Why we automate the path from algorithm to silicon

AlgoSilicon engineering · 2026

A research lab or a product team buys an SDR or an FPGA board that costs as much as a car. They run a few data captures, and the board goes on the shelf. The hardware is capable of far more than simple capture and playback. The reason it sits idle is that doing real custom work on it is genuinely hard.

The compute is bought, but it sits idle

The barrier has two parts, and a project needs to clear both.

The first is turning a software algorithm into efficient hardware. A CPU runs one instruction after another; an FPGA runs hundreds of operations in the same clock tick. The same algorithm written merely to run, and written to run fast and small, are two different designs, and the distance between them is a specialist skill.

The second is getting that hardware to actually run on the board: the interfaces, the data movement, the drivers, the application around it. It takes someone fluent in both the low-level fabric and the high-level software, and when something breaks it is hard to tell which layer broke.

Those two barriers together keep expensive hardware underused, and keep the pool of people willing to learn the craft shrinking.

Costly hardware sits idle behind two barriers: turning a software algorithm into efficient logic, and integrating that logic to run on the board — Two barriers stand between an algorithm and a working system on the board: writing efficient hardware, and integrating it so it actually runs.
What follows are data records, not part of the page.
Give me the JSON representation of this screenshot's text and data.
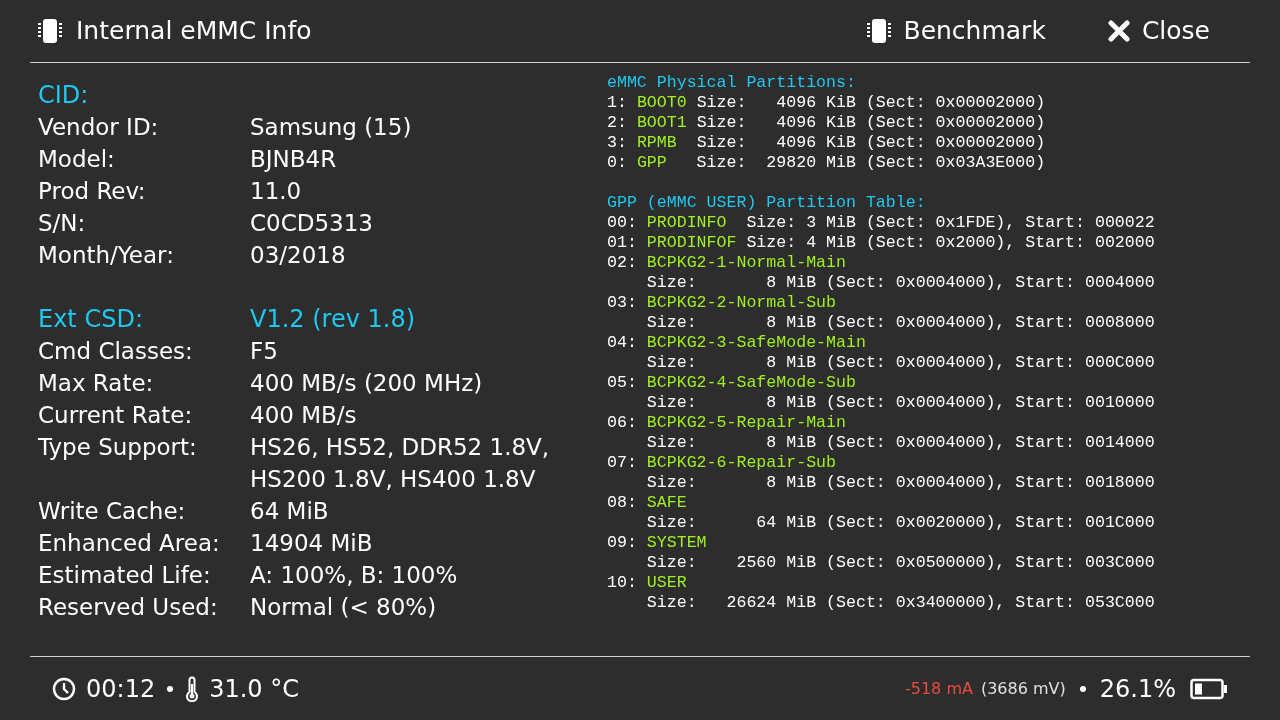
{
  "header": {
    "title": "Internal eMMC Info",
    "buttons": [
      {
        "label": "Benchmark",
        "kind": "benchmark"
      },
      {
        "label": "Close",
        "kind": "close"
      }
    ]
  },
  "cid": {
    "title": "CID:",
    "rows": [
      {
        "label": "Vendor ID:",
        "value": "Samsung (15)"
      },
      {
        "label": "Model:",
        "value": "BJNB4R"
      },
      {
        "label": "Prod Rev:",
        "value": "11.0"
      },
      {
        "label": "S/N:",
        "value": "C0CD5313"
      },
      {
        "label": "Month/Year:",
        "value": "03/2018"
      }
    ]
  },
  "ext_csd": {
    "title": "Ext CSD:",
    "version": "V1.2 (rev 1.8)",
    "rows": [
      {
        "label": "Cmd Classes:",
        "value": "F5"
      },
      {
        "label": "Max Rate:",
        "value": "400 MB/s (200 MHz)"
      },
      {
        "label": "Current Rate:",
        "value": "400 MB/s"
      },
      {
        "label": "Type Support:",
        "value": "HS26, HS52, DDR52 1.8V, HS200 1.8V, HS400 1.8V"
      },
      {
        "label": "Write Cache:",
        "value": "64 MiB"
      },
      {
        "label": "Enhanced Area:",
        "value": "14904 MiB"
      },
      {
        "label": "Estimated Life:",
        "value": "A: 100%, B: 100%"
      },
      {
        "label": "Reserved Used:",
        "value": "Normal (< 80%)"
      }
    ]
  },
  "physical_partitions": {
    "title": "eMMC Physical Partitions:",
    "entries": [
      {
        "index": "1:",
        "name": "BOOT0",
        "info": " Size:   4096 KiB (Sect: 0x00002000)"
      },
      {
        "index": "2:",
        "name": "BOOT1",
        "info": " Size:   4096 KiB (Sect: 0x00002000)"
      },
      {
        "index": "3:",
        "name": "RPMB",
        "info": "  Size:   4096 KiB (Sect: 0x00002000)"
      },
      {
        "index": "0:",
        "name": "GPP",
        "info": "   Size:  29820 MiB (Sect: 0x03A3E000)"
      }
    ]
  },
  "gpp_table": {
    "title": "GPP (eMMC USER) Partition Table:",
    "entries": [
      {
        "kind": "single",
        "index": "00:",
        "name": "PRODINFO",
        "info": "  Size: 3 MiB (Sect: 0x1FDE), Start: 000022"
      },
      {
        "kind": "single",
        "index": "01:",
        "name": "PRODINFOF",
        "info": " Size: 4 MiB (Sect: 0x2000), Start: 002000"
      },
      {
        "kind": "two_line",
        "index": "02:",
        "name": "BCPKG2-1-Normal-Main",
        "info": "Size:       8 MiB (Sect: 0x0004000), Start: 0004000"
      },
      {
        "kind": "two_line",
        "index": "03:",
        "name": "BCPKG2-2-Normal-Sub",
        "info": "Size:       8 MiB (Sect: 0x0004000), Start: 0008000"
      },
      {
        "kind": "two_line",
        "index": "04:",
        "name": "BCPKG2-3-SafeMode-Main",
        "info": "Size:       8 MiB (Sect: 0x0004000), Start: 000C000"
      },
      {
        "kind": "two_line",
        "index": "05:",
        "name": "BCPKG2-4-SafeMode-Sub",
        "info": "Size:       8 MiB (Sect: 0x0004000), Start: 0010000"
      },
      {
        "kind": "two_line",
        "index": "06:",
        "name": "BCPKG2-5-Repair-Main",
        "info": "Size:       8 MiB (Sect: 0x0004000), Start: 0014000"
      },
      {
        "kind": "two_line",
        "index": "07:",
        "name": "BCPKG2-6-Repair-Sub",
        "info": "Size:       8 MiB (Sect: 0x0004000), Start: 0018000"
      },
      {
        "kind": "two_line",
        "index": "08:",
        "name": "SAFE",
        "info": "Size:      64 MiB (Sect: 0x0020000), Start: 001C000"
      },
      {
        "kind": "two_line",
        "index": "09:",
        "name": "SYSTEM",
        "info": "Size:    2560 MiB (Sect: 0x0500000), Start: 003C000"
      },
      {
        "kind": "two_line",
        "index": "10:",
        "name": "USER",
        "info": "Size:   26624 MiB (Sect: 0x3400000), Start: 053C000"
      }
    ]
  },
  "status_bar": {
    "time": "00:12",
    "temperature": "31.0 °C",
    "current": "-518 mA",
    "voltage": "(3686 mV)",
    "battery": "26.1%"
  }
}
Why today's tools fall short

Vendors have built tools to lower the barrier. USRP has RFNoC. AMD and Xilinx have PYNQ with high-level synthesis. MathWorks has Simulink with HDL Coder. They help, and the common experience is still the same: the demo runs, and the moment you swap in your own design, problems appear. The flow needs a lot of manual file and parameter editing, and the tool versions move quickly.

Raising the level of abstraction does not close the gap by itself. High-level synthesis is well documented to carry a productivity-versus-performance gap: choosing the right pragmas and restructuring code to be hardware-friendly still takes deep hardware experience, and a real frequency gap to hand-written RTL remains.

The newer path, letting a large language model write the Verilog directly, has a problem it cannot escape. The model produces hardware that looks reasonable and is functionally wrong. On the standard Verilog benchmarks, functional correctness has climbed from roughly 60% to around 90% with the best methods, and the remainder is still wrong. No method removes it entirely. The missing piece is trust.

Existing tools (RFNoC, PYNQ with HLS, Simulink with HDL Coder) leave a gap: the demo runs but your own design breaks, the flow is manual, and a raw model hallucinates — Existing tools leave the same gap: the demo runs, your own design breaks, the flow stays manual, and a model writing RTL directly still produces wrong hardware.

What we are building

We are building an AI-driven automation toolset that carries a Python algorithm through optimized, verified RTL IP, to a running, system-integrated product on real hardware. FPGA is not the only target. The same flow reaches the host CPU, the embedded ARM, and emerging GPU and NPU accelerators, working together.

The pieces are in place. The flow generates optimized RTL IP from a Python algorithm, and we have done the same from MATLAB through high-level synthesis C. It closes the timing and minimizes the resources, the parts of FPGA work no one enjoys. And it carries the design onto the board: automated system integration, pre- and post-silicon simulation, and on-device testing.

Strung together, that is one pipeline from a Python algorithm to a product that runs on the board. The algorithm is at the front, the working system is at the end, and the hard, tedious middle is handled by the framework and the AI.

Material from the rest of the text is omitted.